学术文献库

Recent analysis of high-cadence white-light images taken by the Solar-Terrestrial RElations Observatory (STEREO) near solar maximum has revealed that outflowing density structures are released in an ubiquitous manner in the solar wind. The present study investigates whether these density fluctuations could originate from the transient heating of the low corona observed during Coronal Bright Points (CBPs). We assume that part of the intense heating measured during CBPs occurs at the coronal base of open magnetic fields that channel the forming solar wind. We employ the solar wind model MULTI-VP to quantify the plasma compression induced by transient heating and investigate how the induced perturbation propagates to the upper corona.

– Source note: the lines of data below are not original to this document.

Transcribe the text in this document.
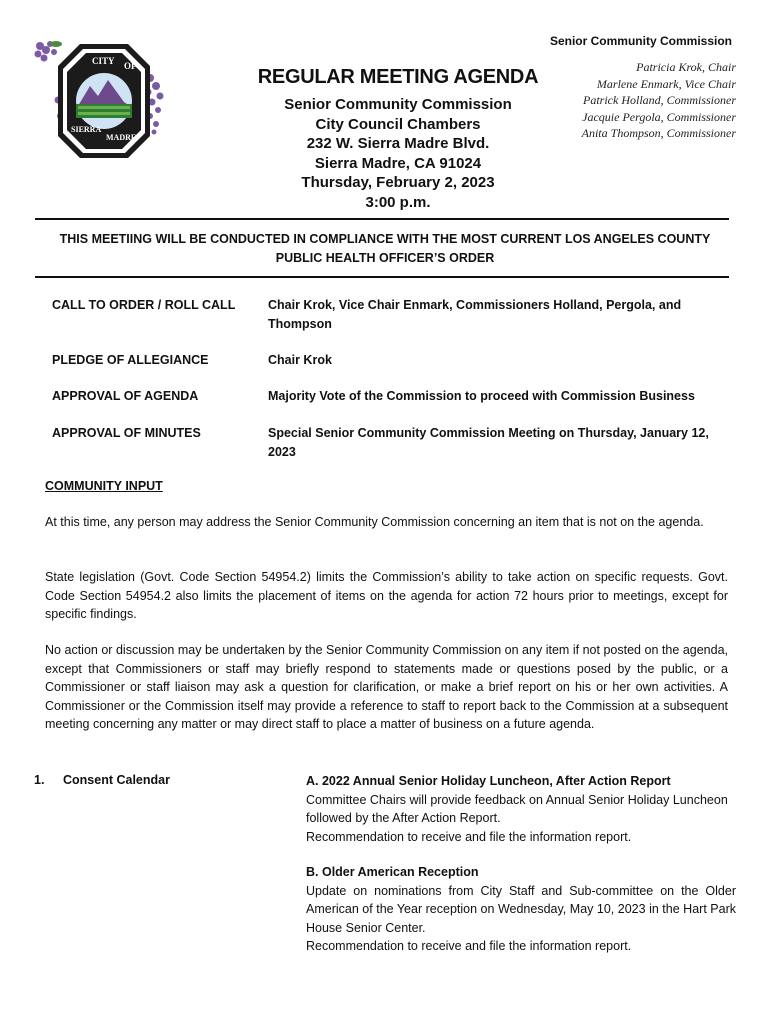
CITY OF
SIERRA
MADRE
Senior Community Commission
Patricia Krok, Chair
Marlene Enmark, Vice Chair
Patrick Holland, Commissioner
Jacquie Pergola, Commissioner
Anita Thompson, Commissioner
REGULAR MEETING AGENDA
Senior Community Commission
City Council Chambers
232 W. Sierra Madre Blvd.
Sierra Madre, CA 91024
Thursday, February 2, 2023
3:00 p.m.
THIS MEETIING WILL BE CONDUCTED IN COMPLIANCE WITH THE MOST CURRENT LOS ANGELES COUNTY PUBLIC HEALTH OFFICER’S ORDER
CALL TO ORDER / ROLL CALL	Chair Krok, Vice Chair Enmark, Commissioners Holland, Pergola, and Thompson
PLEDGE OF ALLEGIANCE	Chair Krok
APPROVAL OF AGENDA	Majority Vote of the Commission to proceed with Commission Business
APPROVAL OF MINUTES	Special Senior Community Commission Meeting on Thursday, January 12, 2023
COMMUNITY INPUT
At this time, any person may address the Senior Community Commission concerning an item that is not on the agenda.
State legislation (Govt. Code Section 54954.2) limits the Commission’s ability to take action on specific requests. Govt. Code Section 54954.2 also limits the placement of items on the agenda for action 72 hours prior to meetings, except for specific findings.
No action or discussion may be undertaken by the Senior Community Commission on any item if not posted on the agenda, except that Commissioners or staff may briefly respond to statements made or questions posed by the public, or a Commissioner or staff liaison may ask a question for clarification, or make a brief report on his or her own activities. A Commissioner or the Commission itself may provide a reference to staff to report back to the Commission at a subsequent meeting concerning any matter or may direct staff to place a matter of business on a future agenda.
1. Consent Calendar	A. 2022 Annual Senior Holiday Luncheon, After Action Report
Committee Chairs will provide feedback on Annual Senior Holiday Luncheon followed by the After Action Report.
Recommendation to receive and file the information report.
B. Older American Reception
Update on nominations from City Staff and Sub-committee on the Older American of the Year reception on Wednesday, May 10, 2023 in the Hart Park House Senior Center.
Recommendation to receive and file the information report.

We show that for heating rates with statistics comparable to those observed during CBPs the compressive wave initially increases the local plasma density by a factor of up to 50$\%$ at 5 R$_\odot$. The wave expands rapidly beyond 30 solar radii and the local enhancement in density decreases beyond. Based on the occurrence rates of CBPs measured in previous studies, we impose transient heating events at the base of thousands of open magnetic field lines to study the response of the entire 3-D corona. The simulated density cubes are then converted into synthetic white-light imagery. We show that the resulting brightness variations occupy all position angles in the images on timescales of hours. We conclude that a significant part of the ubiquitous brightness variability of the solar corona could originate in the strong transient heating of flux tubes induced by CBPs.